De même, le gouvernement d’Édouard Philippe a-t-il repris le système des grandes familles de produits prioritaires à l’export, instauré en 2012, avec, à sa tête, un fédérateur qui est une haute personnalité du secteur privé, pour communiquer et fédérer l’offre sectorielle à destination des marchés extérieurs.
Certes, il y a eu des adaptations, des corrections, des suppressions, des ajouts. Mais le fond reste le même.
Aujourd’hui, le CNI est doté de 16 comités stratégiques de filière (agroalimentaire, bois, eau…) et le dispositif des familles de produits prioritaires à l’export en compte cinq (ville durable, santé… voir ci-dessous). Si les familles sont clairement orientées sur le développement international, ce n’est pas le cas des comités stratégiques de filière (CSF), dont le spectre est général, allant de l’innovation à l’international.
Pour l’export, chaque CSF doit disposer d’un « correspondant », qui est un coordinateur choisi ou proche du président de filière. Par exemple, pour le CSF Industrie ferroviaire, dont le président est Henri Poupart-Lafarge, P-dg d’Alstom, le choix du correspondant Export s’est-il porté sur Philippe Delleur, Senior vice president Public Affairs d’Alstom, un spécialiste de l’international en raison de son parcours dans le groupe, mais aussi de sa carrière précédente au sein du ministère de l’Économie (conseiller économique et financier au Brésil…).
Le CNI est présidé par le Premier ministre et son vice-président est Philippe Varin, président de France Industrie, organisme qui réunit en une seule entité le Cercle de l’Industrie et le Groupe des fédérations industrielles (GFI). De l’avis général, l’ancien patron de PSA est central dans le fonctionnement de l’organisme. Il aurait notamment pesé pour que chaque présidence de filière soit confiée à un industriel de haut niveau.
Si le système des CSF est une initiative de Bercy, en revanche, celui des grandes familles de produits prioritaires à l’export vient du Quai d’Orsay. Concurrence, complémentarité ? Jusqu’alors, on ne comprenait pas vraiment la logique étatique. On pouvait y entrevoir l’éternelle confrontation entre le ministère de l’Économie et des finances (Minefi) et le ministère de l’Europe et des affaires étrangères (MEAE). Bonne nouvelle, le Minefi et le MEAE ont décidé de coopérer, conformément à l’esprit qui se dégageait de la « Stratégie du gouvernement en matière de commerce extérieur », présentée le 23 février par Édouard Philippe. On peut notamment y lire que les comités de filières « seront accompagnés quand c’est nécessaire par les fédérateurs ».

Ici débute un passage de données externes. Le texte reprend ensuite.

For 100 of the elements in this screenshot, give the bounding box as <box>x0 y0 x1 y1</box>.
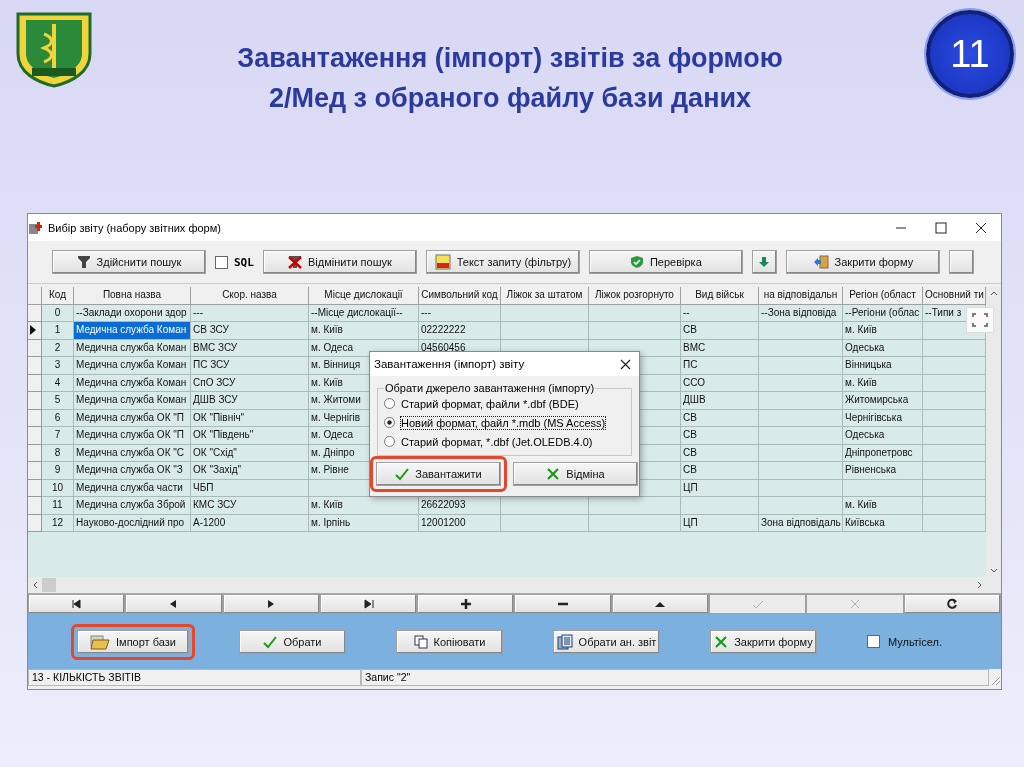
table-cell: Житомирська <box>843 392 923 410</box>
table-cell: м. Київ <box>309 322 419 340</box>
table-cell: 8 <box>42 444 74 462</box>
table-cell: Чернігівська <box>843 409 923 427</box>
window-title: Вибір звіту (набору звітних форм) <box>48 221 222 234</box>
column-header[interactable]: Ліжок за штатом <box>501 287 589 305</box>
table-cell: Одеська <box>843 427 923 445</box>
table-cell: ВМС ЗСУ <box>191 339 309 357</box>
table-cell: СВ <box>681 462 759 480</box>
table-cell: 9 <box>42 462 74 480</box>
status-text: 13 - КІЛЬКІСТЬ ЗВІТІВ <box>28 669 361 686</box>
table-cell: Вінницька <box>843 357 923 375</box>
table-cell: --Зона відповіда <box>759 304 843 322</box>
dialog-button[interactable]: Завантажити <box>376 462 501 486</box>
table-cell: А-1200 <box>191 514 309 532</box>
table-cell: Медична служба Коман <box>74 357 191 375</box>
table-cell: -- <box>681 304 759 322</box>
table-cell: м. Київ <box>843 374 923 392</box>
column-header[interactable]: Символьний код <box>419 287 501 305</box>
table-cell: Медична служба Коман <box>74 322 191 340</box>
checkbox-label: Мультісел. <box>888 635 943 648</box>
column-header[interactable]: Код <box>42 287 74 305</box>
action-button[interactable]: Обрати <box>239 629 346 654</box>
action-button[interactable]: Копіювати <box>396 629 503 654</box>
table-cell: Дніпропетровс <box>843 444 923 462</box>
toolbar-button[interactable]: Закрити форму <box>785 250 940 274</box>
column-header[interactable]: Основний ти <box>923 287 986 305</box>
table-cell: ССО <box>681 374 759 392</box>
table-cell: Медична служба Коман <box>74 374 191 392</box>
table-cell: 10 <box>42 479 74 497</box>
table-cell: КМС ЗСУ <box>191 497 309 515</box>
column-header[interactable]: на відповідальн <box>759 287 843 305</box>
toolbar-button[interactable]: Перевірка <box>588 250 743 274</box>
column-header[interactable]: Регіон (област <box>843 287 923 305</box>
action-button[interactable]: Закрити форму <box>710 629 817 654</box>
toolbar-button[interactable]: Текст запиту (фільтру) <box>425 250 580 274</box>
slide-title: 2/Мед з обраного файлу бази даних <box>268 82 752 115</box>
table-cell: 4 <box>42 374 74 392</box>
table-cell: Медична служба Зброй <box>74 497 191 515</box>
column-header[interactable]: Вид військ <box>681 287 759 305</box>
table-cell: Київська <box>843 514 923 532</box>
table-cell: ЧБП <box>191 479 309 497</box>
table-cell: СпО ЗСУ <box>191 374 309 392</box>
table-cell: Медична служба части <box>74 479 191 497</box>
table-cell: Одеська <box>843 339 923 357</box>
table-cell: СВ <box>681 427 759 445</box>
table-cell: Медична служба Коман <box>74 392 191 410</box>
table-cell: Медична служба ОК "С <box>74 444 191 462</box>
table-cell: СВ ЗСУ <box>191 322 309 340</box>
table-cell: 7 <box>42 427 74 445</box>
table-cell: 02222222 <box>419 322 501 340</box>
table-cell: --- <box>419 304 501 322</box>
table-cell: Медична служба ОК "П <box>74 427 191 445</box>
table-cell: ДШВ ЗСУ <box>191 392 309 410</box>
table-cell: м. Ірпінь <box>309 514 419 532</box>
column-header[interactable]: Ліжок розгорнуто <box>589 287 681 305</box>
toolbar-button[interactable]: Відмінити пошук <box>262 250 417 274</box>
table-cell: Медична служба Коман <box>74 339 191 357</box>
table-cell: ОК "Захід" <box>191 462 309 480</box>
table-cell: ПС ЗСУ <box>191 357 309 375</box>
table-cell: 6 <box>42 409 74 427</box>
table-cell: м. Київ <box>843 322 923 340</box>
table-cell: ЦП <box>681 479 759 497</box>
column-header[interactable]: Повна назва <box>74 287 191 305</box>
column-header[interactable]: Скор. назва <box>191 287 309 305</box>
status-text: Запис "2" <box>361 669 989 686</box>
table-cell: ВМС <box>681 339 759 357</box>
action-button[interactable]: Обрати ан. звіт <box>553 629 660 654</box>
table-cell: Зона відповідаль <box>759 514 843 532</box>
table-cell: ПС <box>681 357 759 375</box>
toolbar-button[interactable]: Здійснити пошук <box>52 250 206 274</box>
table-cell: ДШВ <box>681 392 759 410</box>
table-cell: СВ <box>681 444 759 462</box>
table-cell: 11 <box>42 497 74 515</box>
table-cell: Медична служба ОК "П <box>74 409 191 427</box>
table-cell: ОК "Схід" <box>191 444 309 462</box>
column-header[interactable]: Місце дислокації <box>309 287 419 305</box>
table-cell: Медична служба ОК "З <box>74 462 191 480</box>
dialog-button[interactable]: Відміна <box>513 462 638 486</box>
page-number: 11 <box>926 10 1014 98</box>
checkbox-label: SQL <box>234 255 254 269</box>
table-cell: ОК "Південь" <box>191 427 309 445</box>
table-cell: 2 <box>42 339 74 357</box>
table-cell: СВ <box>681 322 759 340</box>
table-cell: --Регіони (облас <box>843 304 923 322</box>
table-cell: --Місце дислокації-- <box>309 304 419 322</box>
table-cell: 5 <box>42 392 74 410</box>
action-button[interactable]: Імпорт бази <box>77 629 189 654</box>
table-cell: м. Київ <box>843 497 923 515</box>
table-cell: ЦП <box>681 514 759 532</box>
table-cell: 12001200 <box>419 514 501 532</box>
table-cell: Рівненська <box>843 462 923 480</box>
slide-title: Завантаження (імпорт) звітів за формою <box>237 42 783 75</box>
table-cell: 12 <box>42 514 74 532</box>
table-cell: СВ <box>681 409 759 427</box>
table-cell: Науково-дослідний про <box>74 514 191 532</box>
table-cell: ОК "Північ" <box>191 409 309 427</box>
table-cell: 3 <box>42 357 74 375</box>
table-cell: 0 <box>42 304 74 322</box>
table-cell: --- <box>191 304 309 322</box>
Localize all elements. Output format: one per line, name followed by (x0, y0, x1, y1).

À ce stade, il est important de comprendre qu’on a été plus vite pour la nomination des fédérateurs, dont certains étaient déjà en place sous la présidence Hollande (Gérard Wolf, Ville durable ; et Jean-Patrick Lajonchère, Santé) que pour les correspondants Export qui seront intronisés le 23 juillet, lors du premier CNI International. Cette réunion d’introduction permettra justement de présenter tous les correspondants export et d’avaliser les rapprochements avec les familles de produits prioritaires à l’export quand il y a chevauchement.
De façon précise, rien d’étonnant de retrouver Jean-Patrick Lajonchère, fédérateur de la famille Santé, comme correspondant Export du CSF Santé, et Michel Crémieux, fédérateur Energies renouvelables comme correspondant Export du CSF Industries des nouveaux systèmes énergétiques. De même, Jean-Philippe Girard, fédérateur Agroalimentaire, sera aussi le correspondant Export en même temps que le président du CSF Agroalimentaire. Gérard Wolf au titre de la famille Ville durable devrait, lui, devenir correspondant Export pour au moins deux CSF : eau et déchets.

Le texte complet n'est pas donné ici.